Ishqnaama: The love-life of Momin Khan Momin
Tumhein Yaad ho ke na yaad ho
Momin lived to love and loved to live but he could not have luck with any of his beloveds.
Poetry and love go together. Poets are known to make friends but they make better friends with those who inhabit their imagination. No doubt, they are the beloveds– both imaginary and real–since they are worthy of all attention and subject of all adoration. The image of the beloved is probably better reflected in Urdu poetry, especially when the beloved is a real one. And Momin’s beloveds were real. He is one poet who explored love in two of its facets–as a spiritualist and as a romanticist. He saw no contradiction in them which is what makes him an interesting person and a fascinating poet.
Momin was a handsome man, and also colourful by nature. With this fatal combination, he could easily charm women. But it was not the women alone who got drawn towards him; it was he too who found his way with them. In a life of fifty-one years, Momin came across at least five women at different stages of his life. Better than keeping them veiled in metaphoric terms in his poetry, as poets often do, he celebrated his love with his beloveds in open terms and represented himself both as a lover and a beloved. That was something unique to his poetry.
Momin fell first in love at the age of fifteen. As the story of this adolescent love spread, he stopped mentioning her in his shers fearing a bad name for himself and for her. The story was cut short as death laid its cruel hand on her. Momin, the sentimental youth learning the lessons of life, lamented her loss but time put a balm on his bruised heart in due course. He narrated this story of his first love in his first masnawi Shikayat-e Sitam. It is an early work but a genuine record of his emotional turmoil suffered at a young age.
As time passed and Momin reconciled with his fate, he came across his second love. The story goes that he chanced to look at her at the terrace and fell in that proverbial “love at the first sight” with her. He was then spotted meeting her at times. The grapevine did not take time to travel around. He was admonished at home and strictly advised to keep himself in check. When Momin maintained certain distance from her, the young lady felt rejected and turned hostile. Badly shaken by this, Momin chose to defy the imposed norms of his family and went to meet her and win her over but it did not work. This bitter experience of sacrificing his love to maintain the given social norms, gave him the material for his second masnawi Qissa-i gham.
The story of Momin’s third love relates with an unexpected meeting with a young lady. Once, he was on a walk when the young lady looked at him and made gestures from the window to call him. He was both stunned and amused. He found it strange that she should have beckoned so unreservedly and could not well understand how to respond. But he went up to meet her which made way for their subsequent meetings in a row. This young lady was called Ummat-ul Fatima and with whom he developed a deeper relationship at the young age of twenty. Supposedly she was indisposed and had come to Delhi to receive her treatment from a hakeem. Momin was a hakeem and this was the most opportune time for him to make friends with her. As they met, their friendship grew and patient and the hakeem both fell love-sick. It is surmised that she was a poet and chose the pen name of Sahib at Momin’s asking. Being enamoured by this lady, Momin made her the subject of one of his ghazals and addressed her as “sahib”.
It is said that Ummat-ul Fatima had come from Lucknow and was a prostitute. When the story of their relationship spread out, she developed a cold feet and suddenly left for Lucknow. This put Momin to great pain. He wrote about this love story yet another masnawi Qaul-e Ghameen.
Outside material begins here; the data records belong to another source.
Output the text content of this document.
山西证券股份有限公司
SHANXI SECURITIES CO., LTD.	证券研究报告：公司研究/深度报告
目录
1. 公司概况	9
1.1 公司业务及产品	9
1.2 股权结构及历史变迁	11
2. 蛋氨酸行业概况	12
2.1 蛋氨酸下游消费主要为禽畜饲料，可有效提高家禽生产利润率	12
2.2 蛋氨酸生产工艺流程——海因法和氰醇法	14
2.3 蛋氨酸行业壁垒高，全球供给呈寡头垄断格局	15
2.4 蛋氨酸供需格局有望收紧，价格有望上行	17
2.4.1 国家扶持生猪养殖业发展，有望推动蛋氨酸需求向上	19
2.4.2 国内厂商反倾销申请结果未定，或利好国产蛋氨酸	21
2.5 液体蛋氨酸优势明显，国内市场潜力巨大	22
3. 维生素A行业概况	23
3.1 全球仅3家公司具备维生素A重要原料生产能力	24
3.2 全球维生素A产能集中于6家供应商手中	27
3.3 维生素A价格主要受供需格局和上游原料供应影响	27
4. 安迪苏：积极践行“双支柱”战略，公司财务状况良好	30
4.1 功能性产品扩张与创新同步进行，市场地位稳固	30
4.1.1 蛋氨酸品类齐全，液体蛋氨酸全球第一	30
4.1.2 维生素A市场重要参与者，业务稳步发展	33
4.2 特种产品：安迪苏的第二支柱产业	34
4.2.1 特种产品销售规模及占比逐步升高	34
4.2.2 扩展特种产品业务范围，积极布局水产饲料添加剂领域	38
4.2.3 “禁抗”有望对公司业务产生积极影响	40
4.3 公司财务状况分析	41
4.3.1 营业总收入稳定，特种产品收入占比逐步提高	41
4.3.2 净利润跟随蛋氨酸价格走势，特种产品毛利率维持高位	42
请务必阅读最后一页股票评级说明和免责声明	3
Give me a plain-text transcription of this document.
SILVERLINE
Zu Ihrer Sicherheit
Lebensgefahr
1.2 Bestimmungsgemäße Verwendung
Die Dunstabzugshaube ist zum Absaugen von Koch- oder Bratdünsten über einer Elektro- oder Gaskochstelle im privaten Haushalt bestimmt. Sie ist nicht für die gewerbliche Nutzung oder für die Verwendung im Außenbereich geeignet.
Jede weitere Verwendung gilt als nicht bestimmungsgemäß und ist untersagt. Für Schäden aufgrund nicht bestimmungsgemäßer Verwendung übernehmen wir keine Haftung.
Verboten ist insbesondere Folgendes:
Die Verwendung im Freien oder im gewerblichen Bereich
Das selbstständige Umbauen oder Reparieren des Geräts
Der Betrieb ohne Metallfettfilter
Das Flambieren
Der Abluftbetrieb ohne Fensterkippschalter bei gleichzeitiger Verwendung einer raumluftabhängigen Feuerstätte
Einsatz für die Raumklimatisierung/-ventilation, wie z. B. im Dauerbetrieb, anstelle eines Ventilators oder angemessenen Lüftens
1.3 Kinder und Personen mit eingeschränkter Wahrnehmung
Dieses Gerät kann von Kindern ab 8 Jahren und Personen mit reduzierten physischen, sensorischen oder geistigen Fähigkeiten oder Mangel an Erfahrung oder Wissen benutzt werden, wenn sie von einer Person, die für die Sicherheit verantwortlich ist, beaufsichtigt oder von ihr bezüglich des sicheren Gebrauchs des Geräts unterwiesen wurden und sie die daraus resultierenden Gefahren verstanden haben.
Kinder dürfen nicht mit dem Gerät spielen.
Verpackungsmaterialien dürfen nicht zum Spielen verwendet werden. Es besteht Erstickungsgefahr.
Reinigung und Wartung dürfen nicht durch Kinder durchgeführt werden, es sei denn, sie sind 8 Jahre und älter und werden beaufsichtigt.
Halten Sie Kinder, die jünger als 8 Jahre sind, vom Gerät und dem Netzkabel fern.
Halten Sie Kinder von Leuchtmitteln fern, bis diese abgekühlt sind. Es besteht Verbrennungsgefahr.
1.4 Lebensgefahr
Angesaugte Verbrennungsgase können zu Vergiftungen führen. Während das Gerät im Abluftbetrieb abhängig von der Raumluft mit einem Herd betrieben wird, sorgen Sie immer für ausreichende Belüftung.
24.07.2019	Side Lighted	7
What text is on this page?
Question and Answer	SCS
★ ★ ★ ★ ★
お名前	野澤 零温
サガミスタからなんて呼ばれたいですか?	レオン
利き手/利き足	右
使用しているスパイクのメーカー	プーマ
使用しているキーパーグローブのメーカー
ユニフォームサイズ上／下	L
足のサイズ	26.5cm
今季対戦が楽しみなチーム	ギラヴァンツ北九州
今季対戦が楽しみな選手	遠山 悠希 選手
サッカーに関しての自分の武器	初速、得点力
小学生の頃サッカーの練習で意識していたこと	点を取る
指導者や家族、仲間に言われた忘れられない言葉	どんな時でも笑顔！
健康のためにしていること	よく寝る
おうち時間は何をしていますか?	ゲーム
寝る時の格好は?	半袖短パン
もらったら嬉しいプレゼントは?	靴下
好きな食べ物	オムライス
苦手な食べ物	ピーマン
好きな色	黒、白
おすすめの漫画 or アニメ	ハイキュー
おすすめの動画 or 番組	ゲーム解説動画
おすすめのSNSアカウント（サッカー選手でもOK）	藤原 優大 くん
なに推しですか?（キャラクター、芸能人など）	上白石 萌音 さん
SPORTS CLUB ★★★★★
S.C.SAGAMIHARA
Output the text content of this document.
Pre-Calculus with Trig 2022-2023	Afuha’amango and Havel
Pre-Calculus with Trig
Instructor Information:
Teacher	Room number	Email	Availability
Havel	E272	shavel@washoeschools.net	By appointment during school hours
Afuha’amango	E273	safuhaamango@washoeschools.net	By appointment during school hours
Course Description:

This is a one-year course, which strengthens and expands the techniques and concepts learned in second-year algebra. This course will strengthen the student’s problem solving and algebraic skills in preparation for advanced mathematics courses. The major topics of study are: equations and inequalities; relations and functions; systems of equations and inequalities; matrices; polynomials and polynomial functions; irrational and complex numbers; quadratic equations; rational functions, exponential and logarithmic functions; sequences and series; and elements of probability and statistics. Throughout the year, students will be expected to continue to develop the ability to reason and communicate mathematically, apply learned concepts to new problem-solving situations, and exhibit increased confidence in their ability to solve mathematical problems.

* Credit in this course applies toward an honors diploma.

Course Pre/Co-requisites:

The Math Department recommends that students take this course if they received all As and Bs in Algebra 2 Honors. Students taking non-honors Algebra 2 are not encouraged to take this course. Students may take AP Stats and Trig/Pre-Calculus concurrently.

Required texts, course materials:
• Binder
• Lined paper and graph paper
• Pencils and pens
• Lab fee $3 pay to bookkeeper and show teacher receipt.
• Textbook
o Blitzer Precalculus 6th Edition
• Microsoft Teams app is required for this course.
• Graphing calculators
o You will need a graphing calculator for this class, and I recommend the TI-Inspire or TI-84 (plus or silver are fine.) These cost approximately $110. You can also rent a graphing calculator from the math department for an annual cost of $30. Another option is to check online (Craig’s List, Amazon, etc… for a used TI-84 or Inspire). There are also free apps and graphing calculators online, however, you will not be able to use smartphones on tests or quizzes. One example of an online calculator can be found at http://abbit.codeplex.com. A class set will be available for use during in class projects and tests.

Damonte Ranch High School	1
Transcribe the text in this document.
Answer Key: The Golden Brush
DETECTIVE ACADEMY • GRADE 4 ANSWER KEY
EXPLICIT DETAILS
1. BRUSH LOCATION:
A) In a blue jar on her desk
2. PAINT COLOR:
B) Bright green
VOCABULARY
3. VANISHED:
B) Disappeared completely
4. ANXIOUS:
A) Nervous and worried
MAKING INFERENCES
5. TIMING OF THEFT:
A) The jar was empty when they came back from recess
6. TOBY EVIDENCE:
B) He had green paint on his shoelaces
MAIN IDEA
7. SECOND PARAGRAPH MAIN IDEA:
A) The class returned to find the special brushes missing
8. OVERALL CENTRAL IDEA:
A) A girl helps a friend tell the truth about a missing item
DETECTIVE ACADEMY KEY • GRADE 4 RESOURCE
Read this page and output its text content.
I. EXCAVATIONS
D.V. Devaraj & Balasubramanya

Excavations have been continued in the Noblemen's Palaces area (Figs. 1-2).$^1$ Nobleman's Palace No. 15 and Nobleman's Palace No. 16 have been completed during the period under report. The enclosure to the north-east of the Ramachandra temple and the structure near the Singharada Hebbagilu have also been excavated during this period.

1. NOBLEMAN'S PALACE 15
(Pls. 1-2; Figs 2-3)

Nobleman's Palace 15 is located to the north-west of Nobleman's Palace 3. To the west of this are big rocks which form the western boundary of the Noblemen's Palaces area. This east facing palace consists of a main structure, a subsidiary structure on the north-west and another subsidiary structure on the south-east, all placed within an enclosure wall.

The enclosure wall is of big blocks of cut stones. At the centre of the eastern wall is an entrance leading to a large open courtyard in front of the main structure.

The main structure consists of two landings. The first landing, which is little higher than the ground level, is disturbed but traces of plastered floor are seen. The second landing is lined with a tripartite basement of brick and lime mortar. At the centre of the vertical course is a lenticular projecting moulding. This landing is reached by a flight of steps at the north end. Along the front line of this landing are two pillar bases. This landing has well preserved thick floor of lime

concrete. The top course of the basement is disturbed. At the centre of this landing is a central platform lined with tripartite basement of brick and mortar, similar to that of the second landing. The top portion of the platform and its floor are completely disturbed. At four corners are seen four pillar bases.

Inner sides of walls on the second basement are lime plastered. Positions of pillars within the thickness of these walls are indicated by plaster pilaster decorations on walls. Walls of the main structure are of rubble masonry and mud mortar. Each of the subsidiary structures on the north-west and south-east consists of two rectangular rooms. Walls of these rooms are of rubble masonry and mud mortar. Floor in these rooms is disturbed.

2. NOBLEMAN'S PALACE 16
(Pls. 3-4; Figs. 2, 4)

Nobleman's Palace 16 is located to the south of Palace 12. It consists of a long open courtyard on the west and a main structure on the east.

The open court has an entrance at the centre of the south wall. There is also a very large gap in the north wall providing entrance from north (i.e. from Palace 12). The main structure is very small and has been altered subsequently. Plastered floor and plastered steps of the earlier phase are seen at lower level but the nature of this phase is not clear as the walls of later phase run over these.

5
Momin stayed rejected and forlorn for long. His fate took yet another turn when he happened to be a guest at a wedding where he met a beautiful lady. He was enamoured by her and developed a soft corner in his heart for her. When the wedding celebrations got over, there came the time for the lady to leave. While leaving, she asked Momin not to try and keep in touch with her, not even write her a letter, as restrictions at her home would not allow any communication to reach her. This brought suffering to Momin and he fell ill. It is interesting that when Momin recovered from this craving for her, he received a letter from her where she had expressed her desire to meet him. This was much too unexpected. However, they met but their hearts could not. This story of his fourth unrequited love became the subject of yet another masnawi Tuf-e Aatesheen.
When Momin, the hakeem, got a beloved as a patient; Momin, the astrologer, got another as an admirer of his astrological skill. This time he met a lady who expressed her desire to know about her future. Love has hardly ever gone without a jealous guarding it closely. When the lady who was the subject of his masnawi Tuf-e Aatesheen came to know about this new-found love of Momin, she turned spiteful and frowned furiously. Love has not been known to have prospered if there was a triangle. This fifth love had to end and die its natural death. Momin lived to love and loved to live but he could not have luck with any of his beloveds. The poet in him did not let him forget all his disappointments. He wrote about his sufferings in Feen-e Maghmoom.
Momin was respected as a poet, a hakim, an astrologer, and a gentleman. He could not have made compromises with his social prestige. And he did not do that. He remains an iconic poet who did not let his love-life go as a story of the past. He immortalised each one of them in his masnawis and ghazals and we recall them when we fall or fail in love.